What Causes the Winter Solstice?:

The winter solstice is the shortest day and longest night of the year. It is an astronomical event that happens when the tilt of the Earth’s axis is farthest away from the sun meaning the Sun reaches its southernmost point in the sky (or northernmost point depending on where you live). This happens each December 21st or 22nd, depending on your location in the world. From now on, days start getting longer and nights start getting shorter as the sun begins its slow climb out of darkness and into light again.

What Does It Mean?:

The word “solstice” comes from Latin roots meaning “sun” and “stationary.” Because it consists of only two days (21st or 22nd), this date doesn’t line up with any traditional holidays on our current calendar. However, many cultures have celebrated this important turning point throughout history and many continue these traditions today!

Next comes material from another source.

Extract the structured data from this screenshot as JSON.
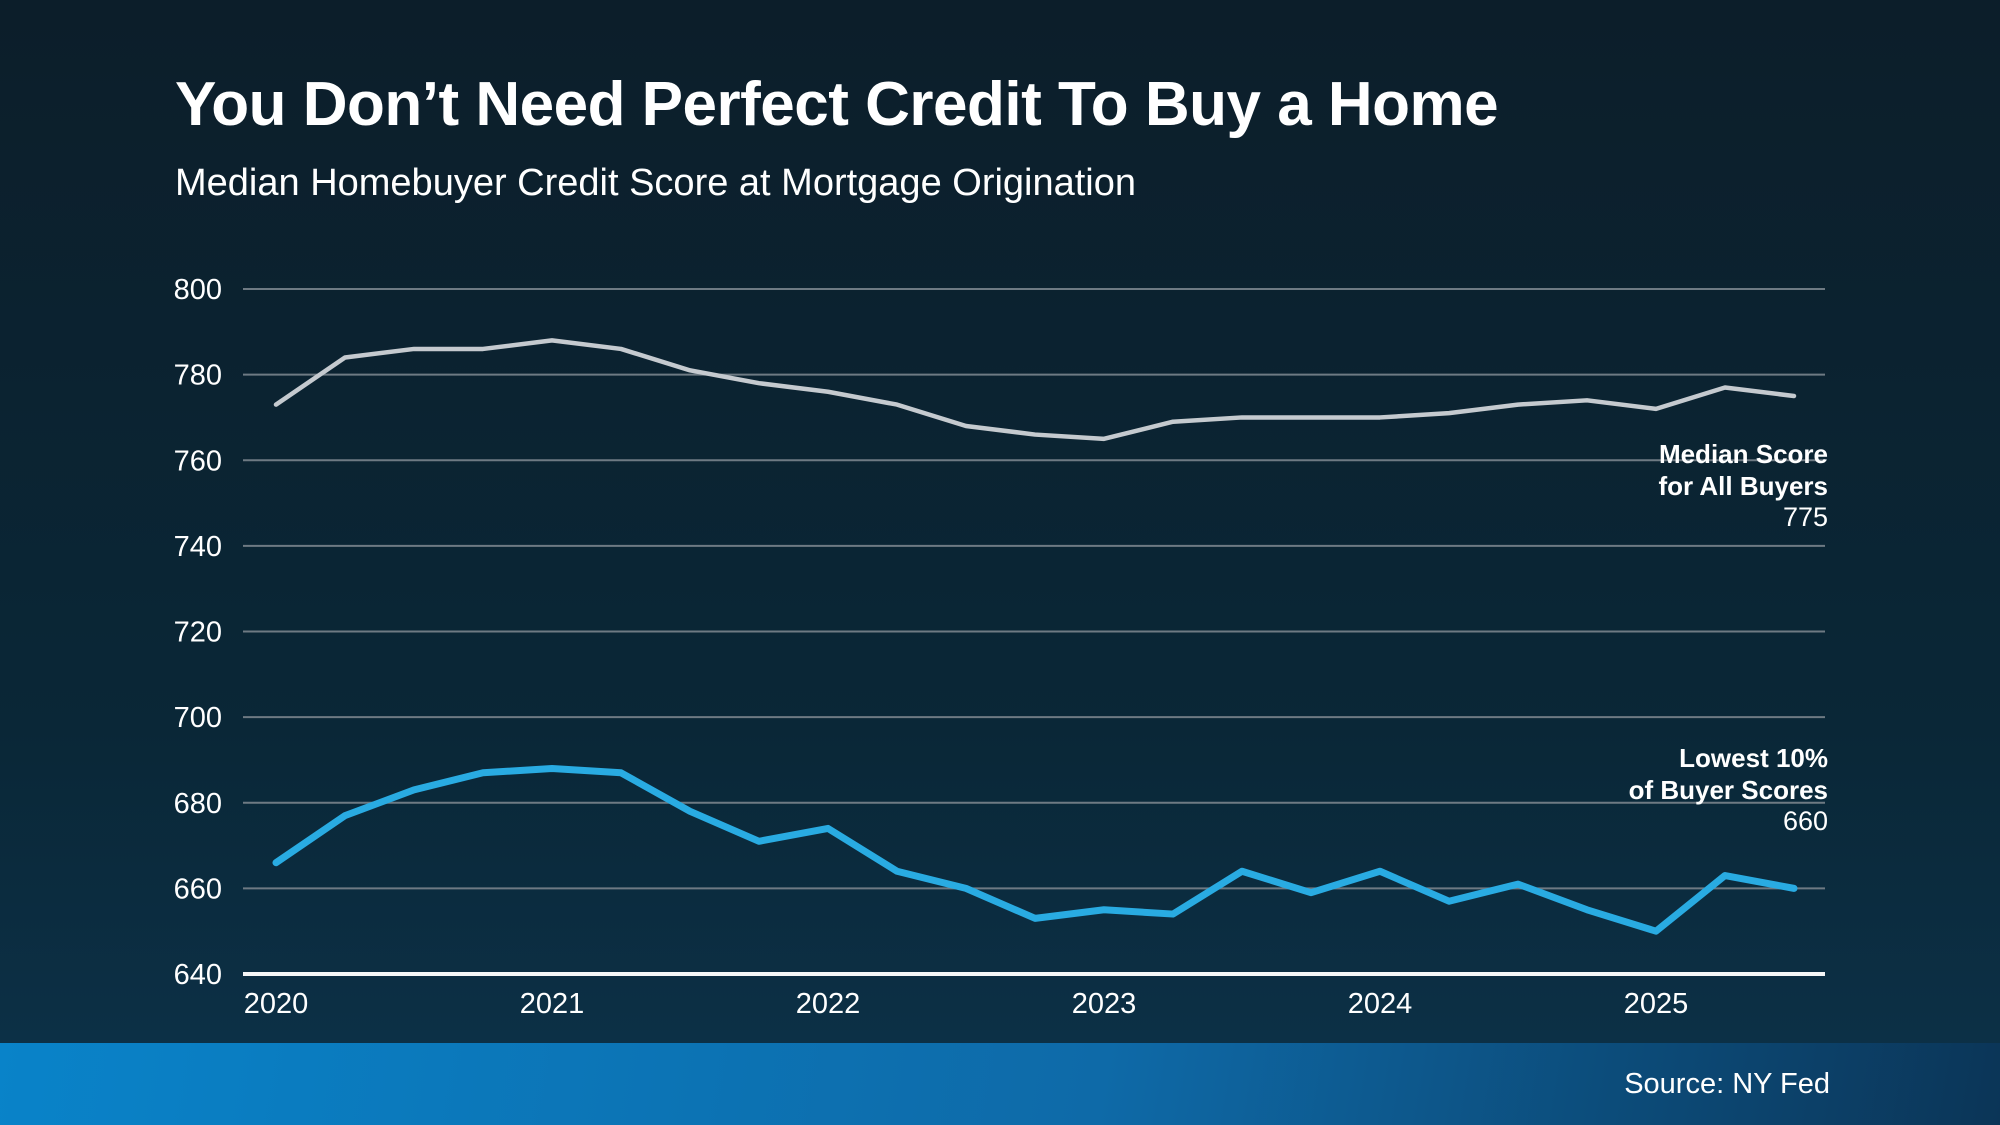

In many cultures around the world, December 21 is celebrated as a festival day or holiday, known as Yule or other names. Yule’s main focus is on light and happiness. It is a time when we reflect on all that has been accomplished over the past year, while also celebrating new beginnings with family and friends. It’s a time to embrace our spirituality with an open heart and mind so that we can continue to grow and share out light throughout our lives.

Celebrations often included singing, dancing and gift-giving. Gifts were often made of natural materials like wood or leather. They might include food (such as corn). Gifts were often handmade by the giver, and given to Mother Earth or to the Sun. In ancient times, people believed that this was the day when the sun died and began to be reborn again as it traveled southward over the horizon.

Rituals for the Winter Solstice:

Light a candle: Lighting candles at midnight during this time can bring good luck and prosperity into your life. If you do this ritual at home, be sure to blow out all candles before going to sleep.

Meditate: Meditation helps you get in touch with your inner self and discover what changes may be needed in order to make this coming year better than last year’s.” Best time to do this is when it’s dark outside. Get comfortable sitting or laying down. Think about what you’d like to release in your life. When ready, say aloud “The sun is gone. The old year has passed. I now release this.” Allow some time, taking steady breaths to clear your mind. Now light a candle close by. Get comfortable again and think about what you’d like to bring into your life. Say aloud “ The sun has risen. The new year is here. I welcome ______ into my life”. Allow some time, take steady breaths, and when ready, in sitting position, bow your head, namaste hands if you wish, and say thank you. Blow out that candle and continue on with the remainder of your day.

The Winter Solstice can be an auspicious time for setting intentions for new beginnings or fresh starts in life. Your focus should be on looking ahead rather than back. The winter solstice is a great time of year to start fresh—to clean out the old and welcome the new.

Happy Winter Solstice to you and yours.